Focus

Agriculture and Biodiversity

Intensive Agriculture is the biggest cause of species extinction in Germany and Europe. It also causes about 11% of greenhouse gas emissions in Europe, and soils to become deteriorate and eventually become infertile on the long term. Furthermore, we have to bear increasing costs of drinking water purification because of fertiliser residues, small-scale farmers are losing their livelihoods, and we are dealing with unpredictable consequences for humans and nature due to the introduction of genetic engineered crops. Once, the balance between utilization and health of soils, and intactness of the wilderness was essential for our survival. With the introduction of mineral fertilizers and pesticides some hundred years ago, this balance no longer seemed necessary. Since then, our agriculture has taken destructive paths at ever faster paces. The return to a healthy and nature-compatible land use is today increasingly demanded by our society  and is slowly leading to a rethinking of European agricultural policy.

The Manfred-Hermsen-Stiftung contributes to nature-friendly land use in Mecklenburg-Western Pomerania through the organic farm Gut Barz, neighbouring the Nature reserve "Wüste & Glase" and also participating in the WWF project "Agriculture and Biodiversity". In Sicily we support traditional small-scale farming in the Etna region and promote the establishment of a UNESCO Biosphere Reserve in order to prevent the richly structured agricultural landscape from intensification. In addition, we are continuously engaged in immensely important environmental education, including school gardens or community gardens, like for example in Sicily the EUKI projects "Frutti per la Biosfera" and "Humus per la Biosfera".

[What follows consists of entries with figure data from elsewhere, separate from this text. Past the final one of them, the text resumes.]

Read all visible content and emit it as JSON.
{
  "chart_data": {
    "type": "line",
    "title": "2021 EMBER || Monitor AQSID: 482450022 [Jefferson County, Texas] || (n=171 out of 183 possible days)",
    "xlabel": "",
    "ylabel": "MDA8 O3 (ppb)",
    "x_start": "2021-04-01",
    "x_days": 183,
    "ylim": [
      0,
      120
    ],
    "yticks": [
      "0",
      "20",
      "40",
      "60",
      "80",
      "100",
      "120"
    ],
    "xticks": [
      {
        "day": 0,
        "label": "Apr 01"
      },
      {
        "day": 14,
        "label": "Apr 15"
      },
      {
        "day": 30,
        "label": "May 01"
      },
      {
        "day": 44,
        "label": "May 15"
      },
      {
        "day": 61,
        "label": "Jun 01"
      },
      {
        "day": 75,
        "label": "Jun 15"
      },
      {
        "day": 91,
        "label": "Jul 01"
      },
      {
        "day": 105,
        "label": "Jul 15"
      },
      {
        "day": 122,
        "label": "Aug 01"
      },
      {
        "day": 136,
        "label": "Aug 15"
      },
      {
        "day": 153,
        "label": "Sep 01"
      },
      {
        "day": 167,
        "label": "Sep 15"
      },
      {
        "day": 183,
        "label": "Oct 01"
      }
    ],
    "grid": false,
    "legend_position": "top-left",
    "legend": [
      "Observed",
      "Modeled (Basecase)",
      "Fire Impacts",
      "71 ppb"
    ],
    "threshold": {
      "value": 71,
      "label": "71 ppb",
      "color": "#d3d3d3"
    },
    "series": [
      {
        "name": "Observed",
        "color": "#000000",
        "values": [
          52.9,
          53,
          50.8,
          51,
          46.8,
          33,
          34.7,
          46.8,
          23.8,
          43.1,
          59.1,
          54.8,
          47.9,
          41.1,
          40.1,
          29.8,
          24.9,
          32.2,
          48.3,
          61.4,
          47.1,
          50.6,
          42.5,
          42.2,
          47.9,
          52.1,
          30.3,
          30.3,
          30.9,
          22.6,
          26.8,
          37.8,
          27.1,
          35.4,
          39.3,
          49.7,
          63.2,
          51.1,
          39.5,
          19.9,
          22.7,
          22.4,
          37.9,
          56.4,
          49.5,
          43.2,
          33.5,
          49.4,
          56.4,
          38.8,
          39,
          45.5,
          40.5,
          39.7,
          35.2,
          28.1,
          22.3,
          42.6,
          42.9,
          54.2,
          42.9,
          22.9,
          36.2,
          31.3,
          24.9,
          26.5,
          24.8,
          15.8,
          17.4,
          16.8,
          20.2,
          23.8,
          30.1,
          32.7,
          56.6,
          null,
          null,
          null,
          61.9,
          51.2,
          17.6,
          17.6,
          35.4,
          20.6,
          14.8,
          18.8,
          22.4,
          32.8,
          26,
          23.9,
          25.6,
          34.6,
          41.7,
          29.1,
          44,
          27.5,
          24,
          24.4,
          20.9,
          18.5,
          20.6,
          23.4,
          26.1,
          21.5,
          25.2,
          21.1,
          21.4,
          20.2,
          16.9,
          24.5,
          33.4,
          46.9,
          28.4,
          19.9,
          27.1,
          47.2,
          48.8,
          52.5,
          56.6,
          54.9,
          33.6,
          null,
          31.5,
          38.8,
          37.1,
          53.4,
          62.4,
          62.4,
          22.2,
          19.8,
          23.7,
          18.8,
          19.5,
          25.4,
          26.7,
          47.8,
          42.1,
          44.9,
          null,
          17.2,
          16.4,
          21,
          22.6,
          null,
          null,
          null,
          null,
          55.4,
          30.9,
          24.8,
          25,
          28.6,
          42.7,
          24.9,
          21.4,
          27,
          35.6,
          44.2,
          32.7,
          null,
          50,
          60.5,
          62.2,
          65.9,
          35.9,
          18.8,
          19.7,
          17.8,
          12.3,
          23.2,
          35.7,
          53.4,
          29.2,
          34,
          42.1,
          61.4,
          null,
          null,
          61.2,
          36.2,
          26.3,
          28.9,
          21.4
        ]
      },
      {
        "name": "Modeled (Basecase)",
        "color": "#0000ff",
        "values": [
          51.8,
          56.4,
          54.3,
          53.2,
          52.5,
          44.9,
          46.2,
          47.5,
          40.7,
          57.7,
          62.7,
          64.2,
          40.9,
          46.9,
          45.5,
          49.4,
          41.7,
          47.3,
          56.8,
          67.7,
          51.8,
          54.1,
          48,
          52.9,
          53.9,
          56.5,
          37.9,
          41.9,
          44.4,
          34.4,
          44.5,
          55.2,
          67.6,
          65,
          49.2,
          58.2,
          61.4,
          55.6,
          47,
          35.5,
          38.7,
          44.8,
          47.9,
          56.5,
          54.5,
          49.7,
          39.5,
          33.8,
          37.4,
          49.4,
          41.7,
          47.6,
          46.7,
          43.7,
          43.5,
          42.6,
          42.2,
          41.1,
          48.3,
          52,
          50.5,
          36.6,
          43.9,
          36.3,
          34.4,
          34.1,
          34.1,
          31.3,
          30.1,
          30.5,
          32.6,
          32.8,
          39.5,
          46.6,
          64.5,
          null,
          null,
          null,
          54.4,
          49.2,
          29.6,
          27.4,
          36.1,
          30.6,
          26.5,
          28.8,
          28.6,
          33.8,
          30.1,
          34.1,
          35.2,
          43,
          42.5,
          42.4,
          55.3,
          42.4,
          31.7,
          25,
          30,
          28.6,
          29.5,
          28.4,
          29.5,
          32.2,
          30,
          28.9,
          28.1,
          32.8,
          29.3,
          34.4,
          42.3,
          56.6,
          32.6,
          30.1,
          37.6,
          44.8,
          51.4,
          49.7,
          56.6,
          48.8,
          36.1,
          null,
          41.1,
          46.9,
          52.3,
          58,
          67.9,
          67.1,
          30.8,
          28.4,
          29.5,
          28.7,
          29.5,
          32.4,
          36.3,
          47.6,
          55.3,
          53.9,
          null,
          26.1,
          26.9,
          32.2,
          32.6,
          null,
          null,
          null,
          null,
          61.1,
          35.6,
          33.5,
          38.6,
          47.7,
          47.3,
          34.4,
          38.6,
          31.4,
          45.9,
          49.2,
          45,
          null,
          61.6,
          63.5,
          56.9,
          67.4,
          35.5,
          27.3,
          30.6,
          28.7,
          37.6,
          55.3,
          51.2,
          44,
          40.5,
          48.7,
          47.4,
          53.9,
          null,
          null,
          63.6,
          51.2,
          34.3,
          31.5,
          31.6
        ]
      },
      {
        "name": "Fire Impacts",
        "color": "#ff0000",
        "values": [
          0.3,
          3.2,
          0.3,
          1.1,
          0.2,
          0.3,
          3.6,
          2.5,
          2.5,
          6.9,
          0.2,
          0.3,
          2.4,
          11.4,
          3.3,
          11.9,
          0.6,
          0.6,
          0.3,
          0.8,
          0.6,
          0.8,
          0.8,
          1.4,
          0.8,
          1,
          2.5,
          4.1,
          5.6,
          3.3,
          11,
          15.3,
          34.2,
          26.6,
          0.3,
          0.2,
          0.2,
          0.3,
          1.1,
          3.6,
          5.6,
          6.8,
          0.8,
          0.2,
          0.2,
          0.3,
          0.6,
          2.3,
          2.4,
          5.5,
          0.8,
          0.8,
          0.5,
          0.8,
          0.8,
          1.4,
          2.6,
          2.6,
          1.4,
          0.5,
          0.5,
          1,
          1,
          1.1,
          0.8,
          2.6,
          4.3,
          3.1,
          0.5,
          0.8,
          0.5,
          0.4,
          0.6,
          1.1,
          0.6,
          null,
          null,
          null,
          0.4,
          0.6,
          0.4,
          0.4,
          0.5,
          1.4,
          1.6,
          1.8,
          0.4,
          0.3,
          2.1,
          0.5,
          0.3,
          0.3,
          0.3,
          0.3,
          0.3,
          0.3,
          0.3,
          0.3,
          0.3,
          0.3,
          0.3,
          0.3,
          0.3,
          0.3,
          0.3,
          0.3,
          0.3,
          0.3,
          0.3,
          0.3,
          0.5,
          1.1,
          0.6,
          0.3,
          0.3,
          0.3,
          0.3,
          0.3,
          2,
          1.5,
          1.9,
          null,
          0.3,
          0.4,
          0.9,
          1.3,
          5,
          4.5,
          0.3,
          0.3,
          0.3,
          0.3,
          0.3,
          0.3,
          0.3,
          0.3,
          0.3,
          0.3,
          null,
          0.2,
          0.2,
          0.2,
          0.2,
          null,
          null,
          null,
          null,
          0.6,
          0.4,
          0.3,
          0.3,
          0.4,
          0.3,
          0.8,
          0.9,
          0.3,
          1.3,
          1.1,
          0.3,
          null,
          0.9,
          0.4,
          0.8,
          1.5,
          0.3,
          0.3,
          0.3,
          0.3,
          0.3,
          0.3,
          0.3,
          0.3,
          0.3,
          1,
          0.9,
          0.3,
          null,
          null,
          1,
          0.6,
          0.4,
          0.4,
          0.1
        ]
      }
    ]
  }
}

Furthermore, we participated in the successful European Citizens' Initiative "Save bees and Farmers" and regularly support selected associations and initiatives. Examples include the Biological Conservation Society Göttingen, which cares for partridge and red kite habitat conservation in Lower Saxony, BUND's lawsuits against new large-scale intensive animal farms in Mecklenburg-Western Pomerania, Save our Seeds' commitment to varietal purity and diversity, the Greifswald agricultural initiative of the Michael Succow Foundation and Finc Foundation to increase organic farming in northern Germany, independent research and lawsuits by Test Biotech on introduction of genetic engineered crops, the support of the Munich Environmental Institute in its commitment to pesticide-free agriculture in South Tyrol, and NABU for its influence on a nature-friendly drafting of the Common Agricultural Policy in Europe.